5. Hinterfragen Sie die Lösungsansätze
Ein wichtiger Punkt, um Rückdelegation zu verhindern: Fragen Sie nach, was der Mitarbeiter bisher getan hat, um das Problem selbst zu lösen. Leider gewöhnt sich mancher Arbeitnehmer daran, erst gar nicht selbst zu denken oder auszuprobieren, sondern gleich zum Chef zu rennen. Damit das nicht passiert, müssen Sie sich die bisherigen Lösungsansätze und Versuche schildern lassen. Das stellt sicher, dass Mitarbeiter es zumindest erst selbst versuchen (siehe: Kissinger-Effekt).
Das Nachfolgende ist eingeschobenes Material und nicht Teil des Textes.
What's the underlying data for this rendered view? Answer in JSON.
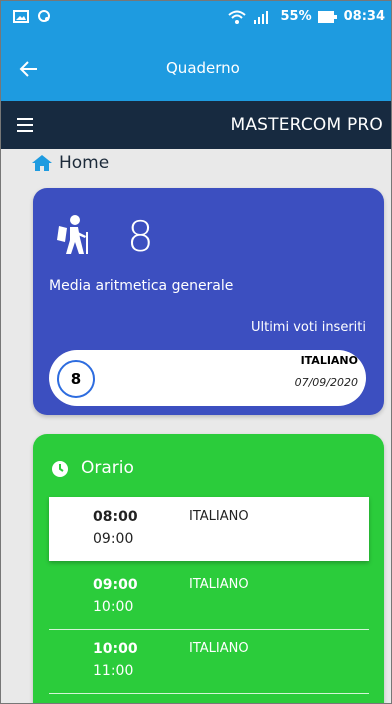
{
  "status_bar": {
    "battery": "55%",
    "time": "08:34"
  },
  "app_bar": {
    "title": "Quaderno"
  },
  "nav_bar": {
    "brand": "MASTERCOM PRO"
  },
  "breadcrumb": {
    "label": "Home"
  },
  "media_card": {
    "average": "8",
    "label": "Media aritmetica generale",
    "last_votes_label": "Ultimi voti inseriti",
    "last_vote": {
      "grade": "8",
      "subject": "ITALIANO",
      "date": "07/09/2020"
    },
    "color": "#3c4fc0"
  },
  "schedule_card": {
    "title": "Orario",
    "color": "#2bcc3b",
    "slots": [
      {
        "start": "08:00",
        "end": "09:00",
        "subject": "ITALIANO",
        "active": true
      },
      {
        "start": "09:00",
        "end": "10:00",
        "subject": "ITALIANO",
        "active": false
      },
      {
        "start": "10:00",
        "end": "11:00",
        "subject": "ITALIANO",
        "active": false
      }
    ]
  },
  "colors": {
    "app_bar": "#1e9be0",
    "nav_bar": "#172a40",
    "background": "#e9e9e9"
  }
}
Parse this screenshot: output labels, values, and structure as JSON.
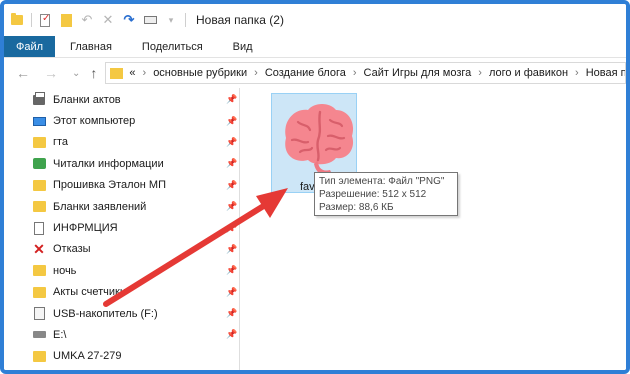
{
  "titlebar": {
    "title": "Новая папка (2)",
    "quick_access_icons": [
      "folder-icon",
      "properties-icon",
      "new-folder-icon",
      "undo-icon",
      "delete-icon",
      "redo-icon",
      "rename-icon",
      "customize-dropdown-icon"
    ]
  },
  "ribbon": {
    "tabs": [
      {
        "label": "Файл"
      },
      {
        "label": "Главная"
      },
      {
        "label": "Поделиться"
      },
      {
        "label": "Вид"
      }
    ]
  },
  "address_bar": {
    "overflow": "«",
    "crumbs": [
      "основные рубрики",
      "Создание блога",
      "Сайт Игры для мозга",
      "лого и фавикон",
      "Новая папка"
    ]
  },
  "nav_pane": {
    "items": [
      {
        "label": "Бланки актов",
        "icon": "printer-icon"
      },
      {
        "label": "Этот компьютер",
        "icon": "computer-icon"
      },
      {
        "label": "гта",
        "icon": "folder-icon"
      },
      {
        "label": "Читалки информации",
        "icon": "green-folder-icon"
      },
      {
        "label": "Прошивка Эталон МП",
        "icon": "folder-icon"
      },
      {
        "label": "Бланки заявлений",
        "icon": "folder-icon"
      },
      {
        "label": "ИНФРМЦИЯ",
        "icon": "document-icon"
      },
      {
        "label": "Отказы",
        "icon": "red-x-icon"
      },
      {
        "label": "ночь",
        "icon": "folder-icon"
      },
      {
        "label": "Акты счетчики",
        "icon": "folder-icon"
      },
      {
        "label": "USB-накопитель (F:)",
        "icon": "usb-drive-icon"
      },
      {
        "label": "E:\\",
        "icon": "drive-icon"
      },
      {
        "label": "UMKA 27-279",
        "icon": "folder-icon"
      }
    ]
  },
  "content": {
    "file": {
      "name": "fav",
      "icon": "brain-image-icon",
      "selected": true
    },
    "tooltip": {
      "type_line": "Тип элемента: Файл \"PNG\"",
      "resolution_line": "Разрешение: 512 x 512",
      "size_line": "Размер: 88,6 КБ"
    }
  },
  "colors": {
    "frame": "#2f7fd6",
    "file_tab": "#19699f",
    "selection": "#cde6f7",
    "arrow": "#e53935",
    "brain": "#f5868f"
  }
}
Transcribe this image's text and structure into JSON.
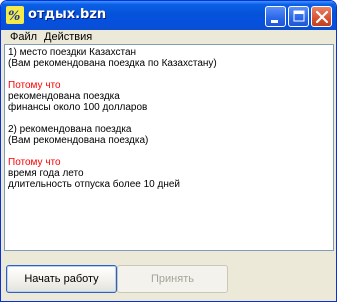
{
  "window": {
    "title": "отдых.bzn",
    "controls": {
      "minimize": "minimize",
      "maximize": "maximize",
      "close": "close"
    }
  },
  "menu": {
    "file": "Файл",
    "actions": "Действия"
  },
  "output": {
    "lines": [
      {
        "text": "1) место поездки  Казахстан",
        "color": "#000000"
      },
      {
        "text": "(Вам рекомендована поездка по Казахстану)",
        "color": "#000000"
      },
      {
        "text": "",
        "color": "#000000"
      },
      {
        "text": "Потому что",
        "color": "#ff0000"
      },
      {
        "text": "рекомендована  поездка",
        "color": "#000000"
      },
      {
        "text": "финансы  около 100 долларов",
        "color": "#000000"
      },
      {
        "text": "",
        "color": "#000000"
      },
      {
        "text": "2) рекомендована  поездка",
        "color": "#000000"
      },
      {
        "text": "(Вам рекомендована поездка)",
        "color": "#000000"
      },
      {
        "text": "",
        "color": "#000000"
      },
      {
        "text": "Потому что",
        "color": "#ff0000"
      },
      {
        "text": "время года  лето",
        "color": "#000000"
      },
      {
        "text": "длительность отпуска  более 10 дней",
        "color": "#000000"
      }
    ]
  },
  "buttons": {
    "start": "Начать работу",
    "accept": "Принять"
  }
}
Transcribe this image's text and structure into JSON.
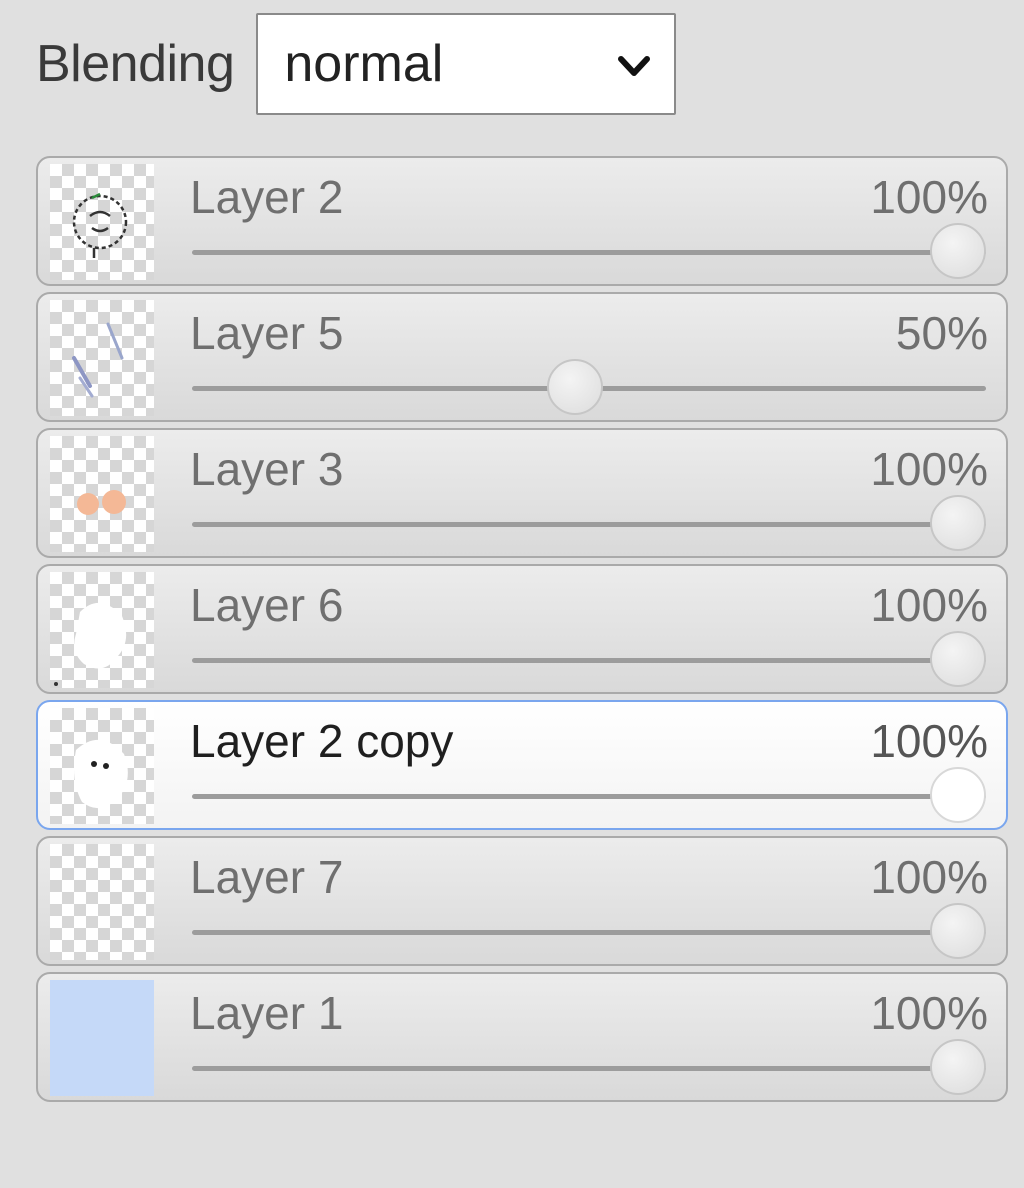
{
  "blending": {
    "label": "Blending",
    "value": "normal"
  },
  "layers": [
    {
      "name": "Layer 2",
      "opacity_label": "100%",
      "opacity": 1.0,
      "active": false,
      "thumb": "face-sketch"
    },
    {
      "name": "Layer 5",
      "opacity_label": "50%",
      "opacity": 0.5,
      "active": false,
      "thumb": "strokes"
    },
    {
      "name": "Layer 3",
      "opacity_label": "100%",
      "opacity": 1.0,
      "active": false,
      "thumb": "cheeks"
    },
    {
      "name": "Layer 6",
      "opacity_label": "100%",
      "opacity": 1.0,
      "active": false,
      "thumb": "white-fill"
    },
    {
      "name": "Layer 2 copy",
      "opacity_label": "100%",
      "opacity": 1.0,
      "active": true,
      "thumb": "face-copy"
    },
    {
      "name": "Layer 7",
      "opacity_label": "100%",
      "opacity": 1.0,
      "active": false,
      "thumb": "empty"
    },
    {
      "name": "Layer 1",
      "opacity_label": "100%",
      "opacity": 1.0,
      "active": false,
      "thumb": "solid-blue"
    }
  ],
  "colors": {
    "active_border": "#7aa6ee",
    "layer1_fill": "#c5d9f8",
    "cheek_color": "#f4b896"
  }
}
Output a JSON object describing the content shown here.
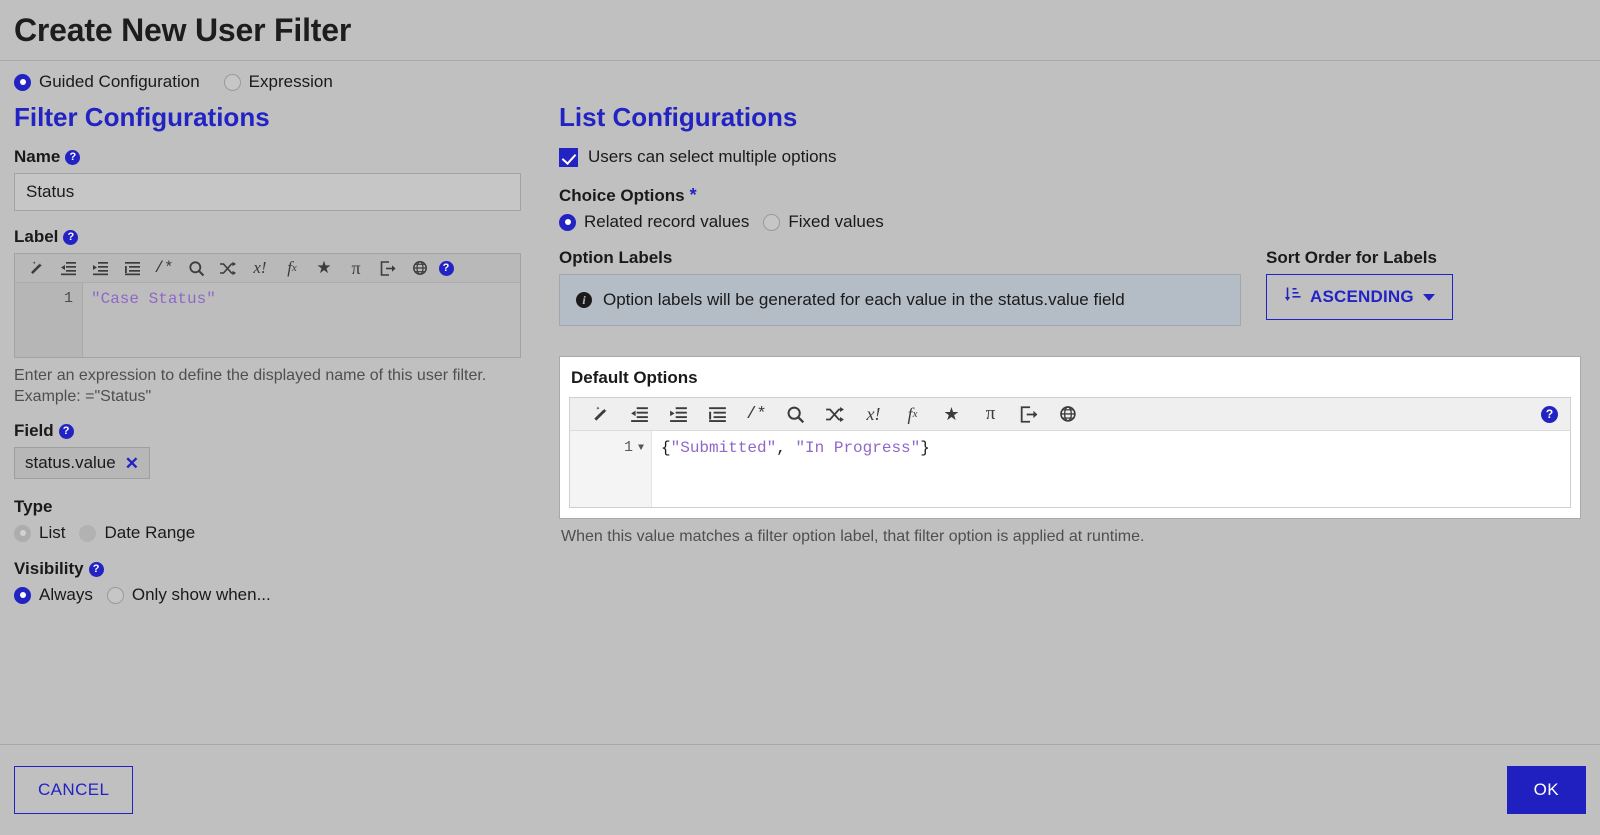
{
  "dialog": {
    "title": "Create New User Filter"
  },
  "mode": {
    "options": [
      {
        "label": "Guided Configuration",
        "selected": true
      },
      {
        "label": "Expression",
        "selected": false
      }
    ]
  },
  "filter_configurations": {
    "heading": "Filter Configurations",
    "name": {
      "label": "Name",
      "help": "?",
      "value": "Status"
    },
    "label_field": {
      "label": "Label",
      "help": "?",
      "line_number": "1",
      "expression": "\"Case Status\"",
      "hint": "Enter an expression to define the displayed name of this user filter. Example: =\"Status\"",
      "toolbar_icons": [
        "magic-wand-icon",
        "outdent-icon",
        "indent-icon",
        "list-icon",
        "comment-icon",
        "search-icon",
        "shuffle-icon",
        "clear-variable-icon",
        "function-icon",
        "star-icon",
        "pi-icon",
        "export-icon",
        "globe-icon",
        "help-icon"
      ]
    },
    "field": {
      "label": "Field",
      "help": "?",
      "chip_value": "status.value",
      "remove_label": "✕"
    },
    "type": {
      "label": "Type",
      "options": [
        {
          "label": "List",
          "selected": true,
          "disabled": true
        },
        {
          "label": "Date Range",
          "selected": false,
          "disabled": true
        }
      ]
    },
    "visibility": {
      "label": "Visibility",
      "help": "?",
      "options": [
        {
          "label": "Always",
          "selected": true
        },
        {
          "label": "Only show when...",
          "selected": false
        }
      ]
    }
  },
  "list_configurations": {
    "heading": "List Configurations",
    "multiselect": {
      "label": "Users can select multiple options",
      "checked": true
    },
    "choice_options": {
      "label": "Choice Options",
      "required_marker": "*",
      "options": [
        {
          "label": "Related record values",
          "selected": true
        },
        {
          "label": "Fixed values",
          "selected": false
        }
      ]
    },
    "option_labels": {
      "label": "Option Labels",
      "info_text": "Option labels will be generated for each value in the status.value field"
    },
    "sort_order": {
      "label": "Sort Order for Labels",
      "button_text": "ASCENDING"
    },
    "default_options": {
      "title": "Default Options",
      "line_number": "1",
      "expression": "{\"Submitted\", \"In Progress\"}",
      "expr_open_brace": "{",
      "expr_value_1": "\"Submitted\"",
      "expr_comma": ", ",
      "expr_value_2": "\"In Progress\"",
      "expr_close_brace": "}",
      "hint": "When this value matches a filter option label, that filter option is applied at runtime.",
      "toolbar_icons": [
        "magic-wand-icon",
        "outdent-icon",
        "indent-icon",
        "list-icon",
        "comment-icon",
        "search-icon",
        "shuffle-icon",
        "clear-variable-icon",
        "function-icon",
        "star-icon",
        "pi-icon",
        "export-icon",
        "globe-icon"
      ],
      "help": "?"
    }
  },
  "footer": {
    "cancel_label": "CANCEL",
    "ok_label": "OK"
  },
  "colors": {
    "accent": "#2323c4",
    "ok_button": "#2020c0",
    "background": "#c0c0c0",
    "code_string": "#8f67c9",
    "info_box": "#b4bcc6"
  }
}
6. Etablieren Sie eine echte Fehlerkultur
Am besten verhindern Sie Rückdelegation, wenn Mitarbeiter keine Angst haben müssen, Fehler zu machen. Natürlich sollen Fehler nicht zum Dauerzustand werden. Doch mit einem konstruktiven Umgang traut sich das Team mehr zu und arbeitet selbstständiger. Halten Sie also keine Standpauke (siehe: Come-to-Jesus-Meeting), sondern gehen Sie produktiv mit Patzern um.
7. Zeigen Sie Grenzen auf
Manchmal helfen nur klare Grenzen. Kommunizieren Sie offen und deutlich, dass die Rückdelegation ein Ende haben muss. Mitarbeiter dürfen sich natürlich weiterhin an Sie wenden, doch braucht es einen hartes Stopp-Signal für zurückgegebene Aufgaben. Gerade wenn die Rückdelegation Sie immer wieder von Ihren eigenen Führungsaufgaben abhält, müssen Sie Grenzen setzen.
8. Nutzen Sie die WSSV-Methode
Die WSSV-Methode ist ein einfaches Kommunikationsmodell, das hilft, klare und strukturierte Rückmeldungen zu geben, ohne Missverständnisse zu erzeugen. Die Abkürzung steht für: Wahrnehmung, Situation, Schlussfolgerung und Verbesserungsvorschlag. Dabei beschreiben Sie zuerst sachlich, was Sie beobachtet haben (Wahrnehmung), erklären dann den Zusammenhang oder Zeitpunkt (Situation), äußern anschließend die eigene Deutung oder Wirkung (Schlussfolgerung) und geben zum Schluss einen konkreten Vorschlag, wie es besser gemacht werden kann (Verbesserungsvorschlag). Ziel der Methode ist es, Gespräche konstruktiv zu führen, ohne die eigentliche Aufgabe zu übernehmen.